John Frusciante è rientrato nel gruppo. Di nuovo. E di nuovo ci rientra anche un altro elemento fondamentale, uno che magari non comparirà nella line-up della band, ma che per la costruzione del suo sound non ha eguali: Rick Rubin, il produttore che lavora nell’ombra per far splendere capolavori ancora parzialmente grezzi.
Tornano per realizzare Unlimited Love, il nuovo disco dei Red Hot Chili Peppers. Sono passati già sei anni dal precedente, quel The Gateway nel quale avevano tentato di esplorare nuovi spazi sonori: il tentativo (forse) di un’ennesima rivoluzione. Un tentativo timido in cui gli stessi Red Hot non trasmettevano la convinzione sufficiente per portare a termine una rivoluzione. E nessuno lo sa meglio di loro che ne hanno già fatta più di una nella loro storia musicale.
Il tentativo di quest’ultima rivoluzione doveva fare di The Gateway il punto di rottura con quel percorso lunghissimo, iniziato già da certe sfumature di Californication. È forse da lì, infatti, che è emerso quel funk-pop capace di dominare in maniera sempre più intensa gli album successivi, da By the Way a I’m with You, passando per Stadium Arcadium. Dietro a quel tentativo c’era probabilmente la voglia di rompere la convinzione comune, sempre più salda, di anno in anno, che i Red Hot Chili Peppers, ormai, erano quello, niente di più e niente di meno. Una calma piatta, fedele ed essenziale.
L’ascolto
E allora proviamo ad ascoltare questo Unlimited Love come il ritorno dei Red Hot Chili Peppers al loro luogo sicuro. E pensiamo che, in fondo, tornarci dopo essersi spinti altrove può avere il sapore di una piccola rivoluzione, perché non esiste esperienza che non ci rinnovi, arricchendoci. Anche se è stata un fallimento.

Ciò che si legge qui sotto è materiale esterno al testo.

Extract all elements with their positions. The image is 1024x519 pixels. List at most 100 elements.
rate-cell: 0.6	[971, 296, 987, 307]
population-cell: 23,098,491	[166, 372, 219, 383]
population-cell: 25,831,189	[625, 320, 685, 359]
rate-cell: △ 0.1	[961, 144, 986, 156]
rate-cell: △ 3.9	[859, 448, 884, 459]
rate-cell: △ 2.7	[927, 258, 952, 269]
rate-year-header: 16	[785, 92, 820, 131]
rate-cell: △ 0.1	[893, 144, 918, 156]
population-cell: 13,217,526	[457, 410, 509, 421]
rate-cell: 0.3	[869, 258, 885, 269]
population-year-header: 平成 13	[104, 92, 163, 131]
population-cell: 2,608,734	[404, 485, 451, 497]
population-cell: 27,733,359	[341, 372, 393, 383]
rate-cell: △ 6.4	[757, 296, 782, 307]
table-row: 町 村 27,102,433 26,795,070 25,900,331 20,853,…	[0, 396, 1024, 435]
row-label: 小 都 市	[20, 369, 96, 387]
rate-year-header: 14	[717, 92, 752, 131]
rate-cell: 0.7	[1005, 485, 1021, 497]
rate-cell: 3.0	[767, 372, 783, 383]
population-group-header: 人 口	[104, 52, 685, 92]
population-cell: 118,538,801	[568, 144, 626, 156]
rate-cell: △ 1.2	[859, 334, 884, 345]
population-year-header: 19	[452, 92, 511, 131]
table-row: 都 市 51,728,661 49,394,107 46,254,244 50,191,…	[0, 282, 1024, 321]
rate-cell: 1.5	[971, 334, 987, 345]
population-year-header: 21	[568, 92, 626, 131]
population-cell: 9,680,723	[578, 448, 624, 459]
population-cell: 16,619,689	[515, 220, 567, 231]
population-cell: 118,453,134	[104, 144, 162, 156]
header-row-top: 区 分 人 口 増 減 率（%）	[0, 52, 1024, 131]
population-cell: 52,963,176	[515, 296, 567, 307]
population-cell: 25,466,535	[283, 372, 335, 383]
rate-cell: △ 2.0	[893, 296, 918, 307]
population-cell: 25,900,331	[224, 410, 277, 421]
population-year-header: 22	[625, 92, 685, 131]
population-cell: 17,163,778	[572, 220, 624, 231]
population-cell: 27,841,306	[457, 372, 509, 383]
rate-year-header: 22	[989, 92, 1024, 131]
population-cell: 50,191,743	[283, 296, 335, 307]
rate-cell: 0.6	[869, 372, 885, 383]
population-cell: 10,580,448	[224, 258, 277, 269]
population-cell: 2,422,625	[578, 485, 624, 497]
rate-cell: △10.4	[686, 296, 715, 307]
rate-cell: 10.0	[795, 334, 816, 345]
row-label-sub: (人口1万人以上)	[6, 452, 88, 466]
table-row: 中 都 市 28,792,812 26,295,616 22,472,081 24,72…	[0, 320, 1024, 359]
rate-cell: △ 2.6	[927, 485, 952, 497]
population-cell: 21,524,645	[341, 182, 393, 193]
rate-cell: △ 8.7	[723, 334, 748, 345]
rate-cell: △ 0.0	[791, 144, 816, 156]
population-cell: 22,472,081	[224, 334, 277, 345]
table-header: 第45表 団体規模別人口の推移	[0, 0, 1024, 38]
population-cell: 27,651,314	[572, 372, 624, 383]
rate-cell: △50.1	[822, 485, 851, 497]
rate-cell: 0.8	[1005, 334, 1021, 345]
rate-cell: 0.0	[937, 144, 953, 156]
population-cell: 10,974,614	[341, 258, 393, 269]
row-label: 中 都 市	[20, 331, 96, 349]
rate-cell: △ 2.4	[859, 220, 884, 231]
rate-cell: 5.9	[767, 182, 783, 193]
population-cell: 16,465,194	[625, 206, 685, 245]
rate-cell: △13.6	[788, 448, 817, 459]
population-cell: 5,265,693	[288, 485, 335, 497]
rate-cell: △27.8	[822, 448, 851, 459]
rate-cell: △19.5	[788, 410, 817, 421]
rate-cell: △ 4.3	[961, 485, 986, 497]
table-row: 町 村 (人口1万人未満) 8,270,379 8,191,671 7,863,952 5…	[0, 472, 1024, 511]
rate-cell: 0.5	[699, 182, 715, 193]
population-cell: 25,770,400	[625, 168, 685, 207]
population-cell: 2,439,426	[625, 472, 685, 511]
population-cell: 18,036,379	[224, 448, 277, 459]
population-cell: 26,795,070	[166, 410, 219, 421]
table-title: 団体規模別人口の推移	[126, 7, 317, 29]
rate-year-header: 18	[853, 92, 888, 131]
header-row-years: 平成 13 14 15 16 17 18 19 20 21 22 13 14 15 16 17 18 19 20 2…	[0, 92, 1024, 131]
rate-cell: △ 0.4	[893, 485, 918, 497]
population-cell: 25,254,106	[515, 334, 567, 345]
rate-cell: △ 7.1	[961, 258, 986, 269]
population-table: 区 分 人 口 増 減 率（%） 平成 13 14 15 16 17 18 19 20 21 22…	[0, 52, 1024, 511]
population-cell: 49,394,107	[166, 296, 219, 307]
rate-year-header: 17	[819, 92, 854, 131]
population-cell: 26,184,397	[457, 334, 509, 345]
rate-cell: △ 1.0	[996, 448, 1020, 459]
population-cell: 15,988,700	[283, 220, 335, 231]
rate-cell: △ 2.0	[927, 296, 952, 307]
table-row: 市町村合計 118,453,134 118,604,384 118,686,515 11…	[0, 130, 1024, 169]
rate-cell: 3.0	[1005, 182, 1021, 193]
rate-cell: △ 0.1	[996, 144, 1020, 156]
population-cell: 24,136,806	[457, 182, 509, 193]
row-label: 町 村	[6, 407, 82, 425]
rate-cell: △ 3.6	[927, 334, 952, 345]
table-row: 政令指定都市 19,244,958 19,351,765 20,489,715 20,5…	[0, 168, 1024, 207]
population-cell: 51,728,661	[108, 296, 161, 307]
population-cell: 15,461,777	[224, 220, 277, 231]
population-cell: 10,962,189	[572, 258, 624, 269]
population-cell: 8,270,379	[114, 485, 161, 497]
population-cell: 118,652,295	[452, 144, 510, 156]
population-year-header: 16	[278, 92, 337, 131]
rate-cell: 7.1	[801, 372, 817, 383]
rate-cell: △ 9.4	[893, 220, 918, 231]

Così anche l’effetto dell’ennesimo ritorno di John Frusciante non è mai lo stesso del ritorno precedente (anche se magari ci si aspettava qualche traccia maggiore del suo excursus nell’elettronica di Maya, ultimo album solista), né lo è quello di Rick Rubin. È per questo che il ritorno al luogo sicuro del funk-rock (o pop) provoca all’ascolto il solito piacere, con l’aggiunta di qualcos’altro, qualcosa di nuovo.
D’altronde, è proprio quando il mare è in una calma piatta che anche la più piccola increspatura prende la forma di un’onda. Almeno per noi ascoltatori che, come surfisti, la stiamo aspettando. In musica, nella musica dei Red Hot, sono gli sprazzi di classe ed energia che non derivano soltanto da capacità soliste, ma da un affiatamento creato attraverso quasi 40 anni di carriera.
Le increspature e l’onda
Ed ecco che il solito, straordinario basso di Flea getta il fondamento per un jazz collettivo in Not the One o che The Great Apes libera la chitarra di Frusciante come ai vecchi tempi, e come ai vecchi tempi la voce di Kiedis le si intreccia spinta dalla batteria di Chad Smith.
E poi, a un tratto, arriva una vera onda, The Heavy Wing: basso flippante, voce melodica gettata nello spazio dagli effetti, batteria selvaggia e puntuale, e soprattutto John Frusciante in tutta la sua esperienza solista, da quel The Empyrean che emerge nel ritornello, alla parentesi elettronica che profuma di Maya. È bello, davvero bello cavalcarla: vale il prezzo della calma piatta.